Kaşlarımı çatarak Demir'e bakmaya devam ettim. En nefret ettiğim şey birisinden güçsüz olduğumu görmekti. Tamam, bu olağan bir şey değildi ama ben bunu gururuma yediremezdim.
"Biraz daha süt iç, Yakamoz." Burnuma fiske attığında gözlerimi kıstım. "Anormal olan sensin, Kaçak Kat."
"Yakamoz mu? Kaçak Kat mı?"
Beren sohbetin gerisinden gelirken Demir halinden memnun şekilde yüzüme bakıyordu.
"Oooo, hayırlı olsun arkadaşlar," dedi Beren gülerek. Demir ve ben anlamayarak ona baktığımızda Beren elini sallaya sallaya kilitli kapıyı açtı. "Ne diyorsun be?"
"Hayırlı olsun, hayırlı olsuuuuuuun."
"Sağ ol," dedi Demir. Beren kahkaha attığında Demir de ona göz kırpmıştı. Kapıyı kapatıp çıktığında kapalı olan kapıyı işaret ettim.
"Ne dedi şimdi bu?"
Demir dudaklarını bilmem dercesine büzdüğünde omuz silkti. "Bilmem."
"Niye sağ ol dedin o zaman?" Yine dudaklarını büzdüğünde ellerimi belime koydum. "Yalan söyleme, biliyorsun." Demir gülerek kapıyı açtı ve kapatmadan dışarı çıktı. Peşinden gittiğimde önüne geçtim.
"Söylesene." O ilerlediği için ben de geri geri gidiyordum. Söylememekte ısrarcı olsa da öğrenmeden bırakmayacaktım.
"Söylesene," dedim tekrardan.
"Sonra söylerim."
"Hayır şimdi söyle."
Durmadan yürümeye devam etmesi sinirimi bozduğu için ellerimi göğsüne koyup durdurmaya çalıştım. Onu tutmam hiç etki etmezken sanki ben onu durdurmaya çalışmıyormuşum gibi yürümeye devam etti.
"E dur ama!"
Demir kahkaha atarak kendi hür iradesiyle durdu. Kaşlarımı daha da çattım. Şöyle gerinip gerinip bir tane kafa atsam beş kilo falan verirdim kesin.
"Söylemeyeceğim, Yakamoz."
"Bana neden Yakamoz diyorsun?"
"Çünkü canım öyle demek istiyor."
"Sen canın ne isterse yapıyor musun?" Ellerim hala göğsünde duruyordu. Yavaşça eğildi ve yüzüme yaklaştı.

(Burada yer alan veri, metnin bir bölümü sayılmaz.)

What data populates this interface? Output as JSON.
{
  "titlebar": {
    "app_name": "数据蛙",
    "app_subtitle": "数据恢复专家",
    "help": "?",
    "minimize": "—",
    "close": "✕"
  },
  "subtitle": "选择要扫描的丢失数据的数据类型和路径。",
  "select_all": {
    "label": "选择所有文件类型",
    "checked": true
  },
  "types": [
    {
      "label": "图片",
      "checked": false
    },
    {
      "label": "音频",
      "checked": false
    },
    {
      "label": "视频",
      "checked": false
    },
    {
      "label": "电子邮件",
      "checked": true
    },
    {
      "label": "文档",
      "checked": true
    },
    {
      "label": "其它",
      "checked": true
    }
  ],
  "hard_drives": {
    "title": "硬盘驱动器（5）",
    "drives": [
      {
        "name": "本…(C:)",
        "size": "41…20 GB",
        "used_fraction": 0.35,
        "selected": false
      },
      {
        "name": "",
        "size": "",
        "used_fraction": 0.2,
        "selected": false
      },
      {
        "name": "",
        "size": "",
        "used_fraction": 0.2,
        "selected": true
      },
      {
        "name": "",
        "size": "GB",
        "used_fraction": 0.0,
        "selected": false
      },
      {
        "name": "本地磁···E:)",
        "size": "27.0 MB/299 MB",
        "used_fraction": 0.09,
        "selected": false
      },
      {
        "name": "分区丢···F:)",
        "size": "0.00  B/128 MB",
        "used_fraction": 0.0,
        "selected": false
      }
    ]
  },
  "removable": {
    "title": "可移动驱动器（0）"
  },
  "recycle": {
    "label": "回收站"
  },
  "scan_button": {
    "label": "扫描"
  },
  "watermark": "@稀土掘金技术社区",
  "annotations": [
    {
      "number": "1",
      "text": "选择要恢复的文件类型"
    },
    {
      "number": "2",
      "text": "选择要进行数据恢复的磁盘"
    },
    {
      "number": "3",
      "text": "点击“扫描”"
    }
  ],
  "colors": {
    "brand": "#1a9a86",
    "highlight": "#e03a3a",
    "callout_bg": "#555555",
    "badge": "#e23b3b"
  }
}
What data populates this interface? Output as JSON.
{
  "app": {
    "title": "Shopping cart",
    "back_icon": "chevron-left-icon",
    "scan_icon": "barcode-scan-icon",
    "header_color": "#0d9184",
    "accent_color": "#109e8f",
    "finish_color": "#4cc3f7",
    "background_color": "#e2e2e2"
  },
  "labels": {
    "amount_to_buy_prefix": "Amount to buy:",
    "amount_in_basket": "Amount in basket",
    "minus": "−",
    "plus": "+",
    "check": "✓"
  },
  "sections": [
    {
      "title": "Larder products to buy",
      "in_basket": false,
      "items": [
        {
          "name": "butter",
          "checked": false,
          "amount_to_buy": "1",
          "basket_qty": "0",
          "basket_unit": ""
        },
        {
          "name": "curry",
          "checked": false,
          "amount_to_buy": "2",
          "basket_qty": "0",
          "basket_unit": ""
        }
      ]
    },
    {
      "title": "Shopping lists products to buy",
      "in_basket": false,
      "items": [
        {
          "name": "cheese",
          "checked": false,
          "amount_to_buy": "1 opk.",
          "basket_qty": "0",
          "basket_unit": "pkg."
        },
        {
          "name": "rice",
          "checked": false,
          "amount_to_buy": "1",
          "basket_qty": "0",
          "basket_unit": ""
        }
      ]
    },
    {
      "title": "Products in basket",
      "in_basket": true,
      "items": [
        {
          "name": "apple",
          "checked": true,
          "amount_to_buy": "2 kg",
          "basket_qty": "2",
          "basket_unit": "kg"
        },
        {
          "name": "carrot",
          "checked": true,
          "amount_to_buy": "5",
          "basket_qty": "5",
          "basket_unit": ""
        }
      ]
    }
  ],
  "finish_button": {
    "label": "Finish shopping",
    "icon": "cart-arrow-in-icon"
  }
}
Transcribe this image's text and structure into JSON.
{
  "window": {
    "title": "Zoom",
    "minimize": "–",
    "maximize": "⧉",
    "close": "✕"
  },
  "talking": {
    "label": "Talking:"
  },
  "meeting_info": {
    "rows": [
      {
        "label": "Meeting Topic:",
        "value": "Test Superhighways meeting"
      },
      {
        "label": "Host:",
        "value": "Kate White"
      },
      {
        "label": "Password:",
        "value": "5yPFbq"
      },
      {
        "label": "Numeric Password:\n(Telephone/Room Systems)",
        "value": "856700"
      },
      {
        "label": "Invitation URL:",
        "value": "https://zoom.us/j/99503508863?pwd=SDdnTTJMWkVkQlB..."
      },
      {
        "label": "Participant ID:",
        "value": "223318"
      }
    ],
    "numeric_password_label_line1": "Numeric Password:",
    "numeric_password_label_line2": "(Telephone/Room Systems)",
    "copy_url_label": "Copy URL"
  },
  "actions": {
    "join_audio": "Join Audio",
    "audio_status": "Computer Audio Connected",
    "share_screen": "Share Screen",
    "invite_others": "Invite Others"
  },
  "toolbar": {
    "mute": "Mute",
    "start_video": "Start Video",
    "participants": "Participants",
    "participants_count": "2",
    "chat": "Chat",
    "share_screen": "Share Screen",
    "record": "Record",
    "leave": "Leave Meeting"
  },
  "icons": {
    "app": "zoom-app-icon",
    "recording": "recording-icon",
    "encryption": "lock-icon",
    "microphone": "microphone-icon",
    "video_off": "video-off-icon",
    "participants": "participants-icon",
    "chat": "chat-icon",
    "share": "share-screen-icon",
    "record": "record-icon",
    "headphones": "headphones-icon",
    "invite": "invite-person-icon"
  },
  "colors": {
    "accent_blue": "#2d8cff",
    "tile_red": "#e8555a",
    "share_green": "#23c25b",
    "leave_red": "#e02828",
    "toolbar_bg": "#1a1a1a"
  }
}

"Evet. Ve şu an canım ne yapmak istiyor, biliyor musun?"
O üzerime eğildikçe ben geriye giderken ellerini düşmemem için belime koydu. Çünkü şu an yay gibi gerilerek arkaya doğru eğilmiştim.
"Ne istiyor?" diye sordum, gözlerine bakarken.
"Kafamın karışmasını." Gözlerim kocaman açılırken dudaklarımda gözlerime eşlik etti. Ben ona şaşkınca bakarken sırıttı.
"Arada kafam karışıyor, canımın ne istediğini anımsamıyorum." Bir süre gülerek beni süzdü. "Sen ne sandın?"
"Ne sanacağım ya?" diyerek kollarından sıyrılmak için geriye doğru adım atsam da baskısı daha da sıkılaştı.
"Yalan söylüyorsun," dedi benim ona az önce söylediğim gibi. Demir Özçelik oynamalara doyamıyordu.
"Bıraksana," diye tısladım dişlerimin arasından. "Bak kafa atacağım."
Tek kaşı alayla havalandı. İnanmıyor muydu? Seve seve inandırırdım da kafa attığımda onun canından çok benim canımın yanacağından endişe ediyordum.
"Ooo, hayırlı işleeer." dedi nereden çıktığını bilmediğim ama birazdan kafa atacağımdan emin olduğum Beren.
"Ben gidiyorum ya." Sitemle Demir'in kollarının arasından çıkmaya çalıştım ve bu sefer beni serbest bıraktı. "Abi kardeş bir olup benimle oynuyorsunuz," dedim. Arkamı dönüp merdivenlerden inmeye başladım.
Ahmet amca her zaman ki tekli koltuğunda, Nermin teyze de hemen çaprazındaki koltukta oturuyordu. Bana döndüklerinde ikisi de gülümsedi. Sinirli halim anında yumuşarken ben de onlara gülümseyip boş bir koltuğa oturdum.
"Hallettiler mi?" dedi Nermin teyze gülümseyerek.
"Halletmişler."
Ahmet amcaya baktığımda gülerek baktığı yere çevirdim bakışlarımı. Beren abisinin beline koluna dolarken Demir de omuzuna koluna atmış merdivenlerden iniyorlardı. Yanımıza ulaştıklarında Beren babasına naz yaparak yüz çevirdiğinde abisinin beline diğer kolunu da doladı. Ahmet amca yerinden kalktı ve kollarını iki yana açtı. Beren omuz silkip başını abisinin göğsüne yasladı.
"Gel kız buraya." Ahmet amca sinirli söylendiğinde Beren gülerek babasına gidip sarıldı. Ahmet amca da kızına sarıldığında gülmeye başladı. "Aferin." Mutlu aile tablosunu keyifle izlerken arkama yaslandım. Onları kıskanmıyordum ama bazen ailesiz oluşumun yokluğuna üzülüyordum.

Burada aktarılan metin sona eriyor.